# Coat color



## Emily's mommy (Aug 8, 2011)

Hi, I've seen several discussions regarding coat color and was just wondering, when does the adult coat color develop? Emily is chocolate and 14 weeks old and we are just starting to notice a white area developing on her back. When will we know her final colors?


----------



## lady amanda (Nov 26, 2010)

Lady's colours changed up untill about 8 months. When we got her she was a solid dark blond colour, now only her ears are dark blond with a stripe down her back the rest of her is blond ranging to almost white. She is now 11 months old.


----------



## Emily's mommy (Aug 8, 2011)

Thank you for your reply! I really had no idea their coat could change so much. I assume the quality of the fur changes too, as it does not stay as silky soft, like newborn baby hair changes as it grows in?


----------



## lady amanda (Nov 26, 2010)

Lady was really really really soft as a pup, I would say now she is really really soft...lol. her hair is still very soft.


----------



## Emily's mommy (Aug 8, 2011)

Ok - really really soft is still soft enough for me! Lol. Thanks!


----------



## lady amanda (Nov 26, 2010)

Do you have any pics of Emily???


----------



## kendal (Jul 16, 2009)

as they get older most dogs will lighten up. gypsy was apricaut when we got herabd is now almost platenem blond. inca has had little white hairs since she was a puppy but is develpping a graying top not. om guessing when she is much older she will have a gray mullit on a black body. 
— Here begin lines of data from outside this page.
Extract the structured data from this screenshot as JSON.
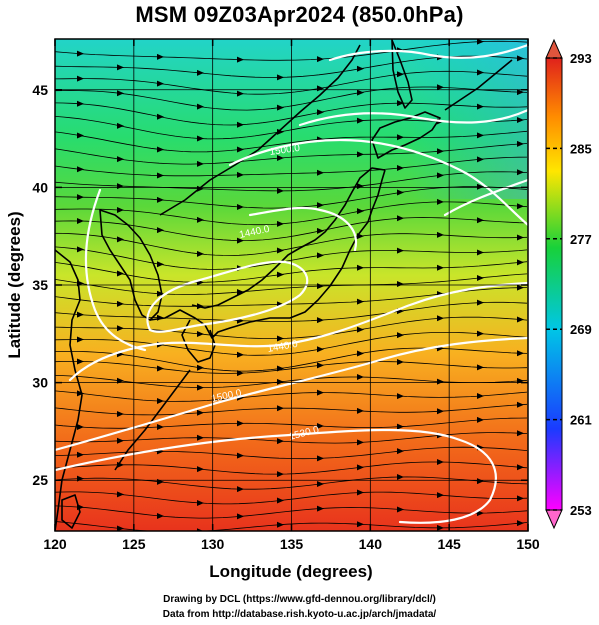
{
  "title": "MSM 09Z03Apr2024 (850.0hPa)",
  "xaxis": {
    "label": "Longitude (degrees)",
    "range": [
      120,
      150
    ],
    "ticks": [
      "120",
      "125",
      "130",
      "135",
      "140",
      "145",
      "150"
    ]
  },
  "yaxis": {
    "label": "Latitude  (degrees)",
    "range": [
      22.4,
      47.6
    ],
    "ticks": [
      "25",
      "30",
      "35",
      "40",
      "45"
    ]
  },
  "colorbar": {
    "range": [
      253,
      293
    ],
    "ticks": [
      "293",
      "285",
      "277",
      "269",
      "261",
      "253"
    ],
    "colors": [
      "#ff00ff",
      "#1a3bff",
      "#00c6e6",
      "#18d13a",
      "#ffe600",
      "#ff8c00",
      "#e0221c"
    ]
  },
  "contour_labels": [
    "1500.0",
    "1440.0",
    "1440.0",
    "1500.0",
    "1530.0"
  ],
  "footer": {
    "line1": "Drawing by DCL (https://www.gfd-dennou.org/library/dcl/)",
    "line2": "Data from http://database.rish.kyoto-u.ac.jp/arch/jmadata/"
  }
}
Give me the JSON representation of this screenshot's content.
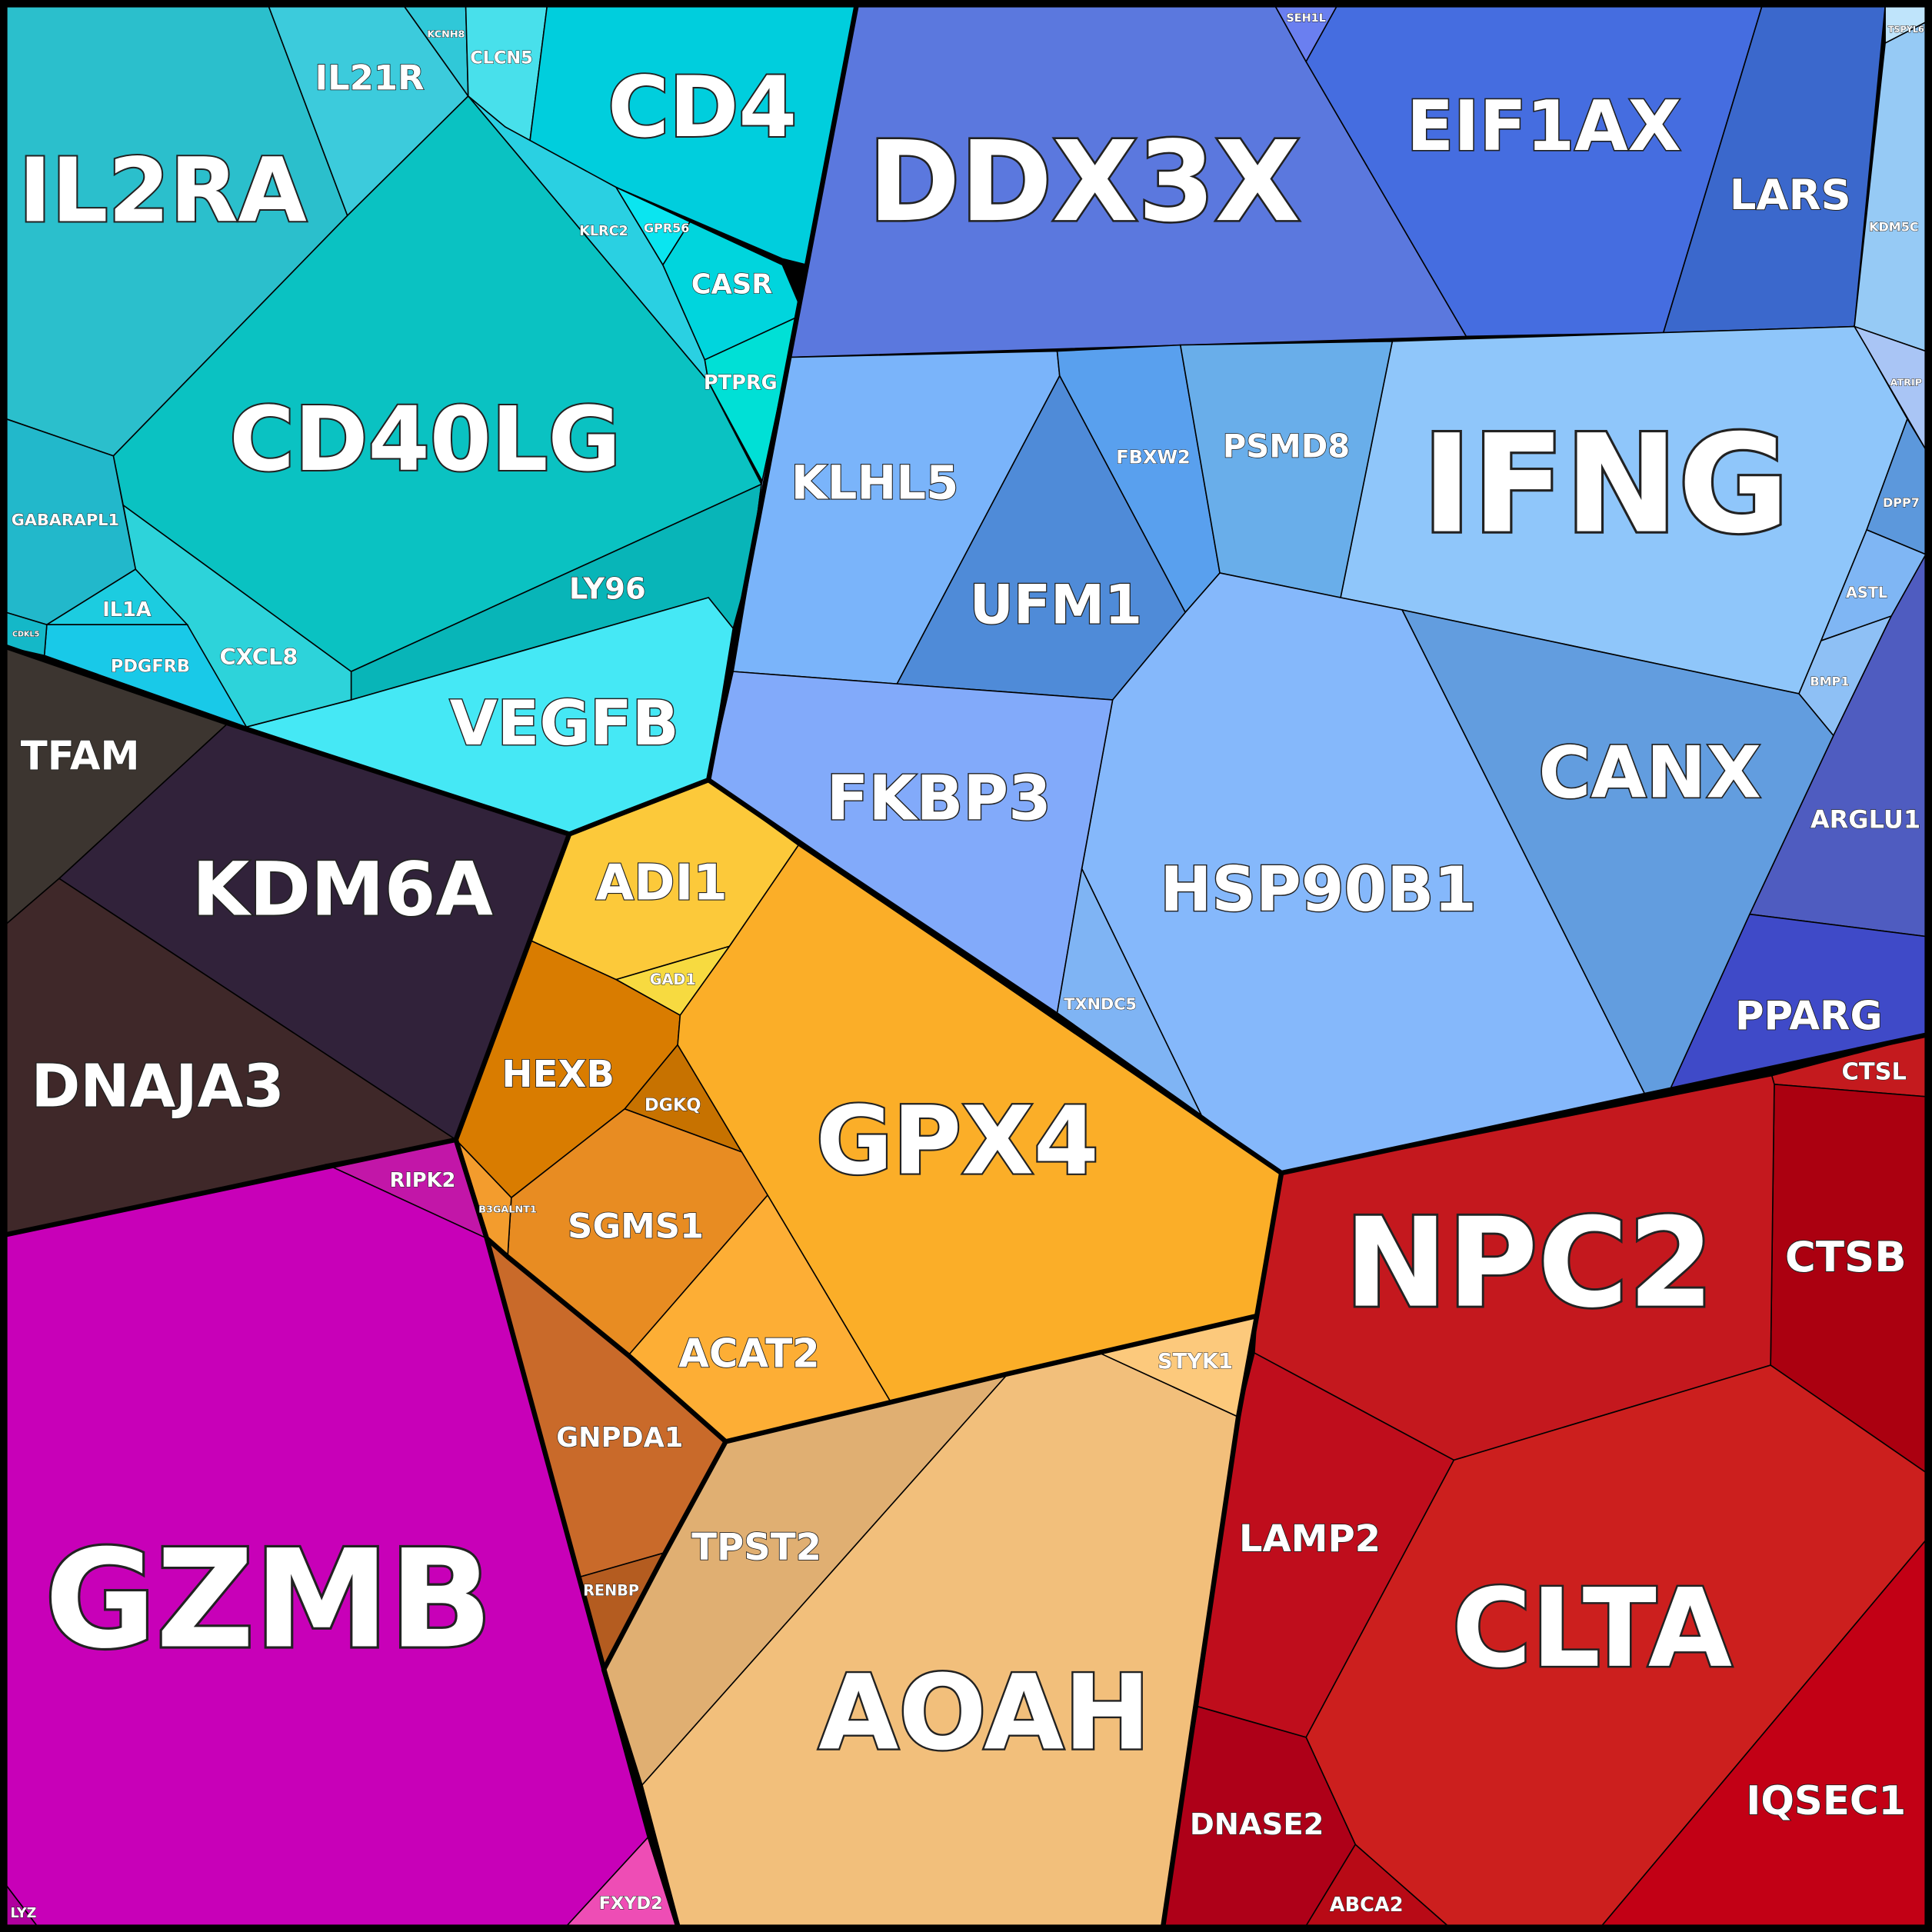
{
  "cells": [
    {
      "label": "IL2RA",
      "color": "#2bbfcc"
    },
    {
      "label": "IL21R",
      "color": "#3ccbdc"
    },
    {
      "label": "KCNH8",
      "color": "#30c8d8"
    },
    {
      "label": "CLCN5",
      "color": "#48e0eb"
    },
    {
      "label": "CD4",
      "color": "#00cedd"
    },
    {
      "label": "KLRC2",
      "color": "#2ad0e2"
    },
    {
      "label": "GPR56",
      "color": "#0ae5f0"
    },
    {
      "label": "CASR",
      "color": "#00d5dd"
    },
    {
      "label": "PTPRG",
      "color": "#00e0d6"
    },
    {
      "label": "CD40LG",
      "color": "#0ac2c2"
    },
    {
      "label": "LY96",
      "color": "#08b5b8"
    },
    {
      "label": "VEGFB",
      "color": "#45e8f5"
    },
    {
      "label": "CXCL8",
      "color": "#2dd3da"
    },
    {
      "label": "GABARAPL1",
      "color": "#22b8cb"
    },
    {
      "label": "IL1A",
      "color": "#1ccce0"
    },
    {
      "label": "PDGFRB",
      "color": "#19c9e8"
    },
    {
      "label": "CDKL5",
      "color": "#14b8c8"
    },
    {
      "label": "TFAM",
      "color": "#3c3530"
    },
    {
      "label": "KDM6A",
      "color": "#31223a"
    },
    {
      "label": "DNAJA3",
      "color": "#3f2829"
    },
    {
      "label": "RIPK2",
      "color": "#c216a8"
    },
    {
      "label": "GZMB",
      "color": "#c800b8"
    },
    {
      "label": "FXYD2",
      "color": "#ee4db5"
    },
    {
      "label": "LYZ",
      "color": "#b0009e"
    },
    {
      "label": "ADI1",
      "color": "#fcc93a"
    },
    {
      "label": "GAD1",
      "color": "#f7da40"
    },
    {
      "label": "HEXB",
      "color": "#d97c00"
    },
    {
      "label": "DGKQ",
      "color": "#c77200"
    },
    {
      "label": "GPX4",
      "color": "#fbae28"
    },
    {
      "label": "SGMS1",
      "color": "#e88c22"
    },
    {
      "label": "B3GALNT1",
      "color": "#f39c2d"
    },
    {
      "label": "ACAT2",
      "color": "#fdae35"
    },
    {
      "label": "GNPDA1",
      "color": "#c96a2a"
    },
    {
      "label": "RENBP",
      "color": "#b45c20"
    },
    {
      "label": "STYK1",
      "color": "#fcc97c"
    },
    {
      "label": "TPST2",
      "color": "#e0af72"
    },
    {
      "label": "AOAH",
      "color": "#f2bf7b"
    },
    {
      "label": "CTSL",
      "color": "#c41a1e"
    },
    {
      "label": "CTSB",
      "color": "#ab0010"
    },
    {
      "label": "NPC2",
      "color": "#c4181e"
    },
    {
      "label": "LAMP2",
      "color": "#bf0d1c"
    },
    {
      "label": "CLTA",
      "color": "#cc1f1e"
    },
    {
      "label": "IQSEC1",
      "color": "#c20015"
    },
    {
      "label": "DNASE2",
      "color": "#ae0018"
    },
    {
      "label": "ABCA2",
      "color": "#b80a16"
    },
    {
      "label": "DDX3X",
      "color": "#5b78de"
    },
    {
      "label": "SEH1L",
      "color": "#6a7ff0"
    },
    {
      "label": "EIF1AX",
      "color": "#456de0"
    },
    {
      "label": "LARS",
      "color": "#3b68cc"
    },
    {
      "label": "TSPYL6",
      "color": "#bfe4fb"
    },
    {
      "label": "KDM5C",
      "color": "#96caf5"
    },
    {
      "label": "ATRIP",
      "color": "#a9c5f5"
    },
    {
      "label": "IFNG",
      "color": "#8fc6fa"
    },
    {
      "label": "DPP7",
      "color": "#5c98dc"
    },
    {
      "label": "ASTL",
      "color": "#7fb6f4"
    },
    {
      "label": "BMP1",
      "color": "#8ec0f5"
    },
    {
      "label": "ARGLU1",
      "color": "#4f5cc0"
    },
    {
      "label": "PPARG",
      "color": "#3f4ac8"
    },
    {
      "label": "KLHL5",
      "color": "#7ab4fa"
    },
    {
      "label": "FBXW2",
      "color": "#59a0ee"
    },
    {
      "label": "UFM1",
      "color": "#4f8bd8"
    },
    {
      "label": "PSMD8",
      "color": "#69aeea"
    },
    {
      "label": "HSP90B1",
      "color": "#85b8fb"
    },
    {
      "label": "CANX",
      "color": "#629ddf"
    },
    {
      "label": "FKBP3",
      "color": "#82aafa"
    },
    {
      "label": "TXNDC5",
      "color": "#7fb4f4"
    }
  ]
}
echo is also getting lighter but you only see is when she is cut realy short. her black bits look blacker when longer. 

deltas deep red will fade the older she gets.


i have found thaf the coat gets curliers as they get older. echo has almost always been very straight coated now she is much more curly on her body and legs. but her head is the same as it always was. 

with every hair cug their coat will change.


----------



## sharplesfamily (Apr 28, 2011)

Some coats can also change colour (slightly) with the season! Another thing I love about cockapoos..

Xx


----------



## MillieDog (Jun 1, 2011)

I was wondering when the adult coat came in too, so I'm glad you asked this.

Millie was very white and black, she's got darker, more grey and black. She's just 7 months old. Still very, very soft


----------



## Dylansmum (Oct 29, 2010)

Dylan really got much lighter this summer - his sides were full of blonde highlights, but they went when we had him clipped.
Before his clip:








After his clip:


----------



## MillieDog (Jun 1, 2011)

Gosh Helen, yes what a difference in colour. It will be interesting to see if he lightens up as his fur grows back.


----------



## wilfiboy (Sep 18, 2010)

Julie ... check out the thread "She's got a name ! " .... I wonder if Mable and Millie will change like that x


----------



## pixie (Apr 16, 2011)

Wow Helen Dylan is such a gorgeous colour,was he solid choc when he was a pup? I love his eyes


----------



## Dylansmum (Oct 29, 2010)

pixie said:


> Wow Helen Dylan is such a gorgeous colour,was he solid choc when he was a pup? I love his eyes


Thank you - you can see them now he's clipped!
He is chocolate and tan and has always had blonde bits on his face, chest, paws and bottom. They call it phantom markings. But he really seems to bleach in the sun - I thought he was getting lighter, but it disappeared when he was clipped.


----------



## pixie (Apr 16, 2011)

Oh how exciting Pixie is choc and tan too! She has blonde/golden paws,underneath her tail,around her chin and around her face,so lovely to see she may get Dylans highlights too


----------



## Emily's mommy (Aug 8, 2011)

lady amanda said:


> Do you have any pics of Emily???


Yes, I have many! In fact on my iPad photo book I have about 30 pics of her and only one of one of my three kids! I found the sticky about how to post but my computer skills are quite lacking! I need to get my husband to help me. I will do it soon


----------



## Dylansmum (Oct 29, 2010)

pixie said:


> Oh how exciting Pixie is choc and tan too! She has blonde/golden paws,underneath her tail,around her chin and around her face,so lovely to see she may get Dylans highlights too


Have you posted any pics of pixie?


----------



## glitzydebs (Jun 10, 2011)

Oh I loooove Dylan!!!!
Pushca has little grey hairs after her spaying but is getting a curlier face.She looks so poodle some days and spaniel on others... Her fur is very soft after starting on the NI and she gets a brown hue in winter well she did last year.


----------



## pixie (Apr 16, 2011)

Dylansmum said:


> Have you posted any pics of pixie?


Not many! Hoping to today,have my dads camera so just need to find usb lead


----------



## Emily's mommy (Aug 8, 2011)

glitzydebs said:


> Oh I loooove Dylan!!!!
> Pushca has little grey hairs after her spaying but is getting a curlier face.She looks so poodle some days and spaniel on others... Her fur is very soft after starting on the NI and she gets a brown hue in winter well she did last year.


Sorry to sound completely ignorant but what is NI? I keep seeing it mentioned.


----------



## Sarette (Mar 21, 2011)

www.naturalinstinct.com or do a forum search


----------